Egeon’s speech begins with a lament about his old age. Using the poetic technique known as apostrophe, he addresses the abstract notion of time, marveling that “time’s extremity” could have caused him to change so drastically in seven years that his own son wouldn’t recognize him. He notes that his voice has grown feeble and cracked, and that his rough and leathery face has sprouted a white beard. But these changes notwithstanding, Egeon goes on to assert that even if he’s aged beyond recognition, he, at least, can still recognize his own son. He speech therefore ends with a renewed insistence that the man he’s addressing “art my son Antipholus.” And so it is! Thus marks the beginning of family reunion that concludes the play.
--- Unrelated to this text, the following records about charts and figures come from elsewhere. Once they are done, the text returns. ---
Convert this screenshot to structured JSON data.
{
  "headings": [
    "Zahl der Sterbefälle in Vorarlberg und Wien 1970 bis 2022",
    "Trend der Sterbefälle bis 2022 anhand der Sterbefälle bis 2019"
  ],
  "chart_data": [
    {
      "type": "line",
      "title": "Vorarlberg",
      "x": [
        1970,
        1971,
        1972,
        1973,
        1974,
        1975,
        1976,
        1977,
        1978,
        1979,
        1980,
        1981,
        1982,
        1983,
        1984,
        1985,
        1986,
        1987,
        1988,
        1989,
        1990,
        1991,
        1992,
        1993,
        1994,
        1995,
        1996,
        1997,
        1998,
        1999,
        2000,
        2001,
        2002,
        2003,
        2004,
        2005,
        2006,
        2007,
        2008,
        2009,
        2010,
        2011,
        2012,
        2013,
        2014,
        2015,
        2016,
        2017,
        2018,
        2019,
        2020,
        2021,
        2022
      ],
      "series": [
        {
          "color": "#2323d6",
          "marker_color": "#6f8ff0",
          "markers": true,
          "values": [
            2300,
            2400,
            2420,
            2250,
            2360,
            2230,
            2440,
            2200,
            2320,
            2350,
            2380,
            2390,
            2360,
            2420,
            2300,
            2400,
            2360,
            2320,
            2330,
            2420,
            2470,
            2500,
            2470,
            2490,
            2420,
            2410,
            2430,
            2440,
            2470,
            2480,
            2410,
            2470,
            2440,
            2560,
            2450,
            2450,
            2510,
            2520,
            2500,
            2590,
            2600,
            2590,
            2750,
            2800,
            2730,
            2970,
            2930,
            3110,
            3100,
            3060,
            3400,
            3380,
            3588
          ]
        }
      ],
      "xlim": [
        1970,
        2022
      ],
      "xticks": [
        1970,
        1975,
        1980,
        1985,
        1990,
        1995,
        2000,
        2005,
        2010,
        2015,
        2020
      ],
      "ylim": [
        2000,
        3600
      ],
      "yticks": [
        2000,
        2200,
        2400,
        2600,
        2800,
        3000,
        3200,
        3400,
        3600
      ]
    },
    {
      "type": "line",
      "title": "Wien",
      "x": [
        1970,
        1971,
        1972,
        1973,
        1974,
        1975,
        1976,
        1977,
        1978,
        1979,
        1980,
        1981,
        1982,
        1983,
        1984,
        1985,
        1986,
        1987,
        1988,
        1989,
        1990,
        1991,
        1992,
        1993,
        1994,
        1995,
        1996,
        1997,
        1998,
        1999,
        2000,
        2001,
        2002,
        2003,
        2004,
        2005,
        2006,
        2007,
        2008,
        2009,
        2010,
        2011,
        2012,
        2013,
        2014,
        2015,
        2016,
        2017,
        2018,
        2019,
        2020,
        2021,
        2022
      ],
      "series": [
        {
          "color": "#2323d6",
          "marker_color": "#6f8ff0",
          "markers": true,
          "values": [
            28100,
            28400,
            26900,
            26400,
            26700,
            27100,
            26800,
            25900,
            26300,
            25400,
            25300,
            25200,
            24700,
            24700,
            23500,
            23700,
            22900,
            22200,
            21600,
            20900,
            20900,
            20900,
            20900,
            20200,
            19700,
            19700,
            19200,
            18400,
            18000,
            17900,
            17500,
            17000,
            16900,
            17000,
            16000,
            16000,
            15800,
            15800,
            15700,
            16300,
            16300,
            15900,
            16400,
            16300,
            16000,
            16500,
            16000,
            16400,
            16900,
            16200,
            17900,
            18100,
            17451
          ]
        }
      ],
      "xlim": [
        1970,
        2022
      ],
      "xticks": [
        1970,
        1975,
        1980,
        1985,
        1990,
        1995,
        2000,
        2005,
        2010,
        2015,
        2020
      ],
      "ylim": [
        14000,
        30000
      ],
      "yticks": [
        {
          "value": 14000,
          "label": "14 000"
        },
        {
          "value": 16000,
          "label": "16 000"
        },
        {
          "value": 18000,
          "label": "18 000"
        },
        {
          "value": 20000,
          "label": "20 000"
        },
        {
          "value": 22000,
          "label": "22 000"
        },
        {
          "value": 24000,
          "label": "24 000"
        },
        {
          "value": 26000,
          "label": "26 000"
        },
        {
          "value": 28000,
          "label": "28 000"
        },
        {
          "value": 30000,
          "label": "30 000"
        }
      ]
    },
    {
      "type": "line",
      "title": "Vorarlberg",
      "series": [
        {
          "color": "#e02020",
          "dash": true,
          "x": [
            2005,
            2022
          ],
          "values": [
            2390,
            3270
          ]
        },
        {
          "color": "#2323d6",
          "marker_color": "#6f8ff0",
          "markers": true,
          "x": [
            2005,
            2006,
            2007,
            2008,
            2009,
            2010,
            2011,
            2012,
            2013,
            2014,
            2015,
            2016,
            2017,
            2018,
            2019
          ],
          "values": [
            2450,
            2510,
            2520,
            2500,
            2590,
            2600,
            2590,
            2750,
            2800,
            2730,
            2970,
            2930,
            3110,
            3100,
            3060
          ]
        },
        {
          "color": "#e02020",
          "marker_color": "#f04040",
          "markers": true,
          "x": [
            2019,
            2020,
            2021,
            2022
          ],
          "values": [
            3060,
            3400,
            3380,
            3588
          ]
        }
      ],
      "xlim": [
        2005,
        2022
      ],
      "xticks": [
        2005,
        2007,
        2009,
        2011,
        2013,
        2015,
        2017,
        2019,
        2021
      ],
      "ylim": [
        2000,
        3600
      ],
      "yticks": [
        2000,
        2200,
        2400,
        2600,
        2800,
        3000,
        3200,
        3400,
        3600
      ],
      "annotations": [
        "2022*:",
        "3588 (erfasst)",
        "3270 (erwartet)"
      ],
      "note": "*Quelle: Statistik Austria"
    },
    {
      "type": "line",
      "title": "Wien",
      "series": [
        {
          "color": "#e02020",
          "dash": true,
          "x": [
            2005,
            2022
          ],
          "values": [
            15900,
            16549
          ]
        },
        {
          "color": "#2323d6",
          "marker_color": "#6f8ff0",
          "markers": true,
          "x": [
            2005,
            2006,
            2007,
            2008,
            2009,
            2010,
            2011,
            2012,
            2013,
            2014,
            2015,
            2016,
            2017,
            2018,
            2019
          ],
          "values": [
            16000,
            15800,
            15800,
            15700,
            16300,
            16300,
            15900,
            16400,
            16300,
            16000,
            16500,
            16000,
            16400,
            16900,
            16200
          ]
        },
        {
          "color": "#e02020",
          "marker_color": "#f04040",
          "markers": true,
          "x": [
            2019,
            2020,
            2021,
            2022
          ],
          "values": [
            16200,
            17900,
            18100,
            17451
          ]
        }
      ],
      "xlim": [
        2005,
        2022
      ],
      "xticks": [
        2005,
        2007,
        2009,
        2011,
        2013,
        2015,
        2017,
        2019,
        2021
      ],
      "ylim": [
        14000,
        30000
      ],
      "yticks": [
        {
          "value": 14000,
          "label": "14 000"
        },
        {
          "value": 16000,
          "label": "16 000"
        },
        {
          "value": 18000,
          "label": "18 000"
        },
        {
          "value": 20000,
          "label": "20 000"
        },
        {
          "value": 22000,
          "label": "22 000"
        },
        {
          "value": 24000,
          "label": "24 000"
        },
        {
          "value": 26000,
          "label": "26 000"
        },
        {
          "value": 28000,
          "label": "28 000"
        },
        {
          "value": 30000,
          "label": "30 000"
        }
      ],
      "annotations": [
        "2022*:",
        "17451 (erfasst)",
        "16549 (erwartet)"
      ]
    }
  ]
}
Shortly after this speech, Antipholus of Syracuse enters the scene, and the “comedy of errors” comes to an end. The Antipholuses recognize each other as well as their father, and, even more miraculously, Emilia the Abbess recognizes Egeon as her long-lost husband. Finally, the joyful atmosphere inspires the Duke to free Egeon while foregoing his ransom—an act that symbolically affirms the significance of familial belonging.

DROMIO OF EPHESUS    Methinks you are my glass, and not my brother.
I see by you I am a sweet-faced youth.
Will you walk in to see their gossiping?
DROMIO OF SYRACUSE     Not I, sir. You are my elder.
DROMIO OF EPHESUS    That’s a question. How shall we try it?
DROMIO OF SYRACUSE    We’ll draw cuts for the signior.
Till then, lead thou first.
DROMIO OF EPHESUS    Nay, then, thus:
We came into the world like brother and brother,
And now let’s go hand in hand, not one before another.
(5.1.430–40)

In the long scene that makes up act 5, all the confusion of the day’s many misidentifications gets cleared up. This same scene also stages the miraculous reunion between Egeon, his wife, and their twin sons. As the play arrives at its final moments, the audience may note how odd it is that neither Antipholus seems particularly excited about seeing the other. It’s especially surprising that Antipholus of Syracuse doesn’t celebrate the family reunion, given that he has been on a seven-year quest to find his missing brother and mother. Moreover, at the beginning of the play he seemed existentially lost and depressed by the fruitlessness of his search. Why, then, doesn’t he make a point of commemorating the successful end to his quest? The answer isn’t clear, but one possibility may lie in the fact that Shakespeare gives the all-important final lines not to the Antipholuses, but to the Dromios, whose closing exchange is quoted here.

The twin Dromios have been separated from each other for as long as the two Antipholuses whom they have served their entire lives. As we have seen throughout the play, despite being servants, the Dromios are both cheerful fellows whose presence has consistently ensured that otherwise frustrating events resolve merrily. Whereas the Antipholuses are both prone to agitation and violence, the Dromios turn every misfortune into an opportunity for a joke. Though this fact occasionally riles their masters even more, it’s the servants who are the comic engine of the play. As such, they are the ones who symbolically guarantee the comic ending promised by the play’s title. To honor this function, Shakespeare devotes the final moments to the Dromios’ mutual recognition and reunion. In contrast to the Antipholuses, who never formally embrace as brothers, the play’s moving final couplet finds the Dromios joining hands and marking the start of a new life together.